Terduga Anggota Separatis Jadi Komisioner Bawaslu, Akademisi: Pejabat Publik Harus Clean and Clear 

Dr. Ihsan Hamid Dosen UIN Mataram/ist
Dr. Ihsan Hamid Dosen UIN Mataram/ist

Akademisi Universitas Islam Negeri (UIN) Mataram, Nusa Tenggara Barat, Ihsan Hamid ikut menyoroti terduga kelompok separatis menjadi komisioner Bawaslu di Papua 


"Komisioner Bawaslu sebagai pejabat publik apalagi menjadi penyelenggara pemilu, siapapun dia harus clear dan clean dari berbagai kasus yang bertentangan dengan hukum, termasuk unsur yang berbau separatis," kata Ihsan dikutip Selasa (29/8).

Bagi Ihsan, prinsip dasar sebagai pejabat publik harus memiliki kesetiaan pada negara.

"Pejabat publik wajib tunduk, taat dan berikrar setia dengan NKRI. Jika ada pejabat penyelenggara pemilu yang terindikasi berafiliasi dengan OPM maka wajib diproses hukum, dengan sidang etik bahkan perlu dipidanakan sebagai efek jera,” kata Ihsan.

Ihsan melanjutkan, perbuatan GT sudah merupakan perbuatan extraordinary dengan perbuatan makar.

"Perbuatan GT merupakan kasus extraordinary karena sudah bagian dari makar, ini melanggar Pasal 106 KUHP, ancamannya berupa pidana penjara seumur hidup atau pidana penjara sementara paling lama dua puluh tahun," kata Ihsan.

Ihsan berpendapat sebaiknya Bawaslu RI melakukan langkah-langkah nyata. Apalagi alat bukti dan barang bukti GT selaku Komisioner Bawaslu Kabupaten Puncak sangat jelas bahwa yang bersangkutan terafiliasi kelompok separatis.

Diketahui, masyarakat sempat melaporkan GT kepada Bawaslu Papua Tengah karena diduga terafiliasi dengan kelompok separatis. Laporan dikirimkan saat seleksi calon anggota Bawaslu kabupaten/kota berlangsung, 4 Agustus 2023.

Sayangnya, perjalanan GT menjadi komisioner mulus. Ini sesuai Pengumuman Bawaslu RI Nomor 2571.1/KP.01/K1/08/2023. Ia bahkan telah dilantik, 19 Agustus 2023.
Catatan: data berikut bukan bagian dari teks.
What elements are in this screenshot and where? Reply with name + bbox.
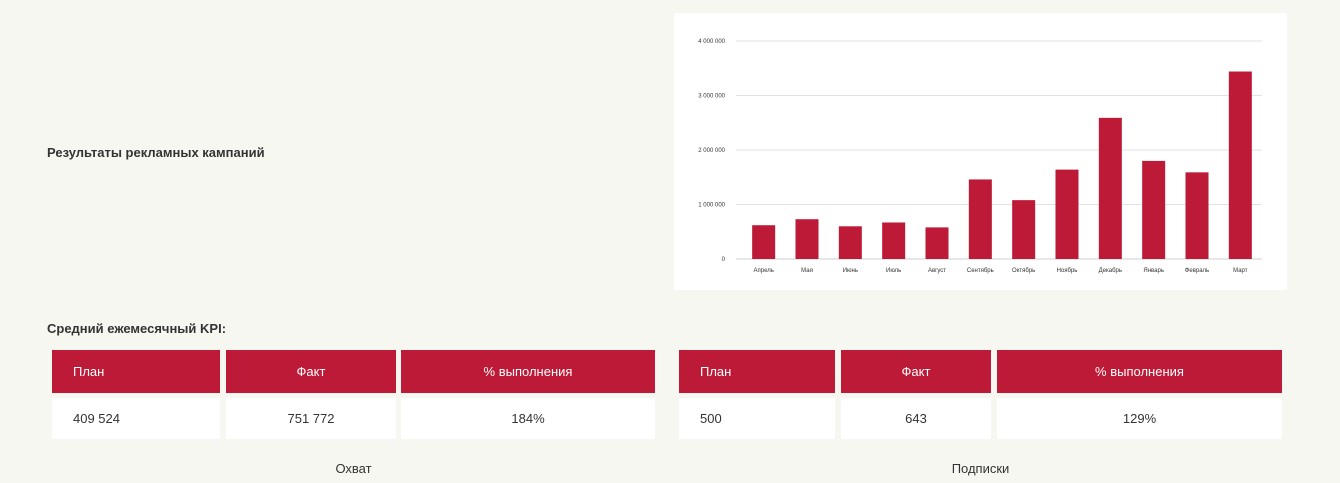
kpi-caption-subscriptions: Подписки [951,461,1010,476]
x-tick-label: Март [1233,268,1248,274]
bar-9 [1098,117,1122,259]
kpi-header-plan: План [52,350,220,393]
kpi-value-fact: 751 772 [226,398,396,439]
x-tick-label: Декабрь [1099,268,1122,274]
kpi-value-plan: 500 [679,398,835,439]
x-tick-label: Октябрь [1012,268,1035,274]
x-tick-label: Ноябрь [1057,268,1078,274]
bar-12 [1228,71,1252,259]
bar-2 [795,219,819,259]
bar-5 [925,227,949,259]
kpi-header-percent: % выполнения [997,350,1282,393]
x-tick-label: Январь [1143,268,1164,274]
kpi-header-fact: Факт [226,350,396,393]
x-tick-label: Июль [886,268,901,274]
bar-chart-card: 0 1 000 000 2 000 000 3 000 000 4 000 000 Апр… [674,13,1287,290]
y-tick-label: 4 000 000 [698,39,725,45]
x-tick-label: Апрель [753,268,773,274]
bar-8 [1055,169,1079,259]
x-tick-label: Февраль [1185,268,1209,274]
y-tick-label: 0 [722,257,726,263]
kpi-value-percent: 129% [997,398,1282,439]
x-tick-label: Сентябрь [967,268,994,274]
kpi-value-fact: 643 [841,398,991,439]
kpi-header-plan: План [679,350,835,393]
bar-4 [882,222,906,259]
y-tick-label: 2 000 000 [698,148,725,154]
kpi-caption-reach: Охват [335,461,372,476]
kpi-header-percent: % выполнения [401,350,655,393]
x-tick-label: Июнь [843,268,858,274]
bar-6 [968,179,992,259]
kpi-title: Средний ежемесячный KPI: [47,321,227,336]
x-tick-label: Мая [801,268,813,274]
kpi-value-percent: 184% [401,398,655,439]
kpi-value-plan: 409 524 [52,398,220,439]
y-tick-label: 3 000 000 [698,94,725,100]
bar-11 [1185,172,1209,259]
bar-10 [1142,160,1166,259]
bar-1 [752,225,776,259]
kpi-header-fact: Факт [841,350,991,393]
section-title: Результаты рекламных кампаний [47,145,265,160]
x-tick-label: Август [928,268,946,274]
bar-3 [838,226,862,259]
bar-chart: 0 1 000 000 2 000 000 3 000 000 4 000 000 Апр… [698,39,1262,274]
y-tick-label: 1 000 000 [698,203,725,209]
bar-7 [1012,200,1036,259]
"Semestinya Bawaslu RI jadikan laporan masyarakat sebagai deteksi dini, apakah berkordinasi dengan aparat intelijen dan kepolisian setempat untuk croscek informasi masyarakat tersebut, jangan dibiarkan hingga jadi polemik publik, itu namanya Bawaslu RI lemah kordinasi antar lembaganya," kata Ihsan.

Ihsan mengingatkan kasus GT dapat merusak persatuan dan kesatuan bangsa.

"Kasus GT dapat merusak persatuan dan kesatuan bangsa, sebab Pemilu 2024 secara serentak sangat rawan konflik horisontal, terlebih wilayah Papua termasuk zona rawan dan miliki tragedi kelam pada pilkada 2011 yang menewaskan 55 orang," kata Ihsan.

Harap Ihsan, Kapolri Jenderal Listyo Sigit turun tangan dalam mendalami kasus GT.

"Kasus GT ini jangan dianggap sepele, Kapolri Jenderal Sigit harus turun tangan instruksikan jajarannya dalami kasus GT, apakah lolosnya GT merupakan kelalaian atau bertendensi separatis dari awal. Sehingga akan terungkap siapa yang bertanggungjawab, baik yang merekomendasikan GT, hingga ia dilantik," demikian Ihksan.